August 31, 2006
Potholes in Memory Lane
It's funny the things I was afraid of as a new parent. None of them came to pass, and yet the monster was there, already in place and fully formed. It would be July of 20001 before Schuyler's pediatrician would ask about Schuyler's speech for the first time, and another two years after that before we ever heard the words "Congenital Bilateral Perisylvian Syndrome".
In 2000, I thought our parenting future was just like everyone else's. I thought things were going to be okay.
Between now and the end of the year, I'm going to be revisiting the slow descent into the very worst of those days, all the uncertainty and the wondering if Schuyler was deaf and hearing the idiotic term "Pervasive Developmental Disorder - Not Otherwise Specified" for the first time. I'll get to hit rock bottom in the summer of 2003 when we finally met the monster, and a few weeks later, I'll get to plummet back down to a year and a half later when we went to Chicago to look for hope and instead found out that as bad as we thought it was, Schuyler's monster was even uglier than we'd been told.

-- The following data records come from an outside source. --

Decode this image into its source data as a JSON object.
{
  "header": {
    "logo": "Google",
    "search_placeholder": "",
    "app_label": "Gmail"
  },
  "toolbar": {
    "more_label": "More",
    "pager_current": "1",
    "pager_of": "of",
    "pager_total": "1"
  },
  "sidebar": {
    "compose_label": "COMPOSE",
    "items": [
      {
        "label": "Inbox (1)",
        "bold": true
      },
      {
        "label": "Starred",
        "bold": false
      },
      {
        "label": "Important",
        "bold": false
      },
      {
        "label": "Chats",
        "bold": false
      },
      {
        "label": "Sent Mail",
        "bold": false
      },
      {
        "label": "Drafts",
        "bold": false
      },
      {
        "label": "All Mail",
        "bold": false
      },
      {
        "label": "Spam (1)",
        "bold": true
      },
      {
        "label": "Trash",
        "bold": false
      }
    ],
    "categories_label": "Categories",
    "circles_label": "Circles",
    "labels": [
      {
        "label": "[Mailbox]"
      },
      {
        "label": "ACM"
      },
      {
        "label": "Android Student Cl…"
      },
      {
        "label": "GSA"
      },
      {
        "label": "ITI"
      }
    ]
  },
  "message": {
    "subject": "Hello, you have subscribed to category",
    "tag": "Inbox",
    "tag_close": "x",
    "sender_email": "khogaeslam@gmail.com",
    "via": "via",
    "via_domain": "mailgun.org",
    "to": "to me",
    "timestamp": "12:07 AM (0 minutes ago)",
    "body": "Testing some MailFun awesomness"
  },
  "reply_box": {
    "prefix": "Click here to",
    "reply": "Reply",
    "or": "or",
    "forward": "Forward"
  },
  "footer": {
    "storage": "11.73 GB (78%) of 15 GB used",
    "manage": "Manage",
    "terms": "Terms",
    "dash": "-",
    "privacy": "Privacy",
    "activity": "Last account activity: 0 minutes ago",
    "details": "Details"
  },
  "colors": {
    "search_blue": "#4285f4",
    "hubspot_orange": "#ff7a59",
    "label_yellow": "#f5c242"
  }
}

If I progress on schedule, sometime in November I'll be back in Austin circa spring of 2004 learning about the Big Box of Words and fundraising for Schuyler's shot at having a voice. December will bring the fight, and the hope, and by the end of the year, I should be done.
Where Schuyler is concerned, I sometimes get so caught up in trying to prepare for the future that I sometimes forget that the past was no picnic, either. If I could go back in time and talk to the me of 2000, I'm not exactly sure what I'd tell him.
"Brace yourself, man."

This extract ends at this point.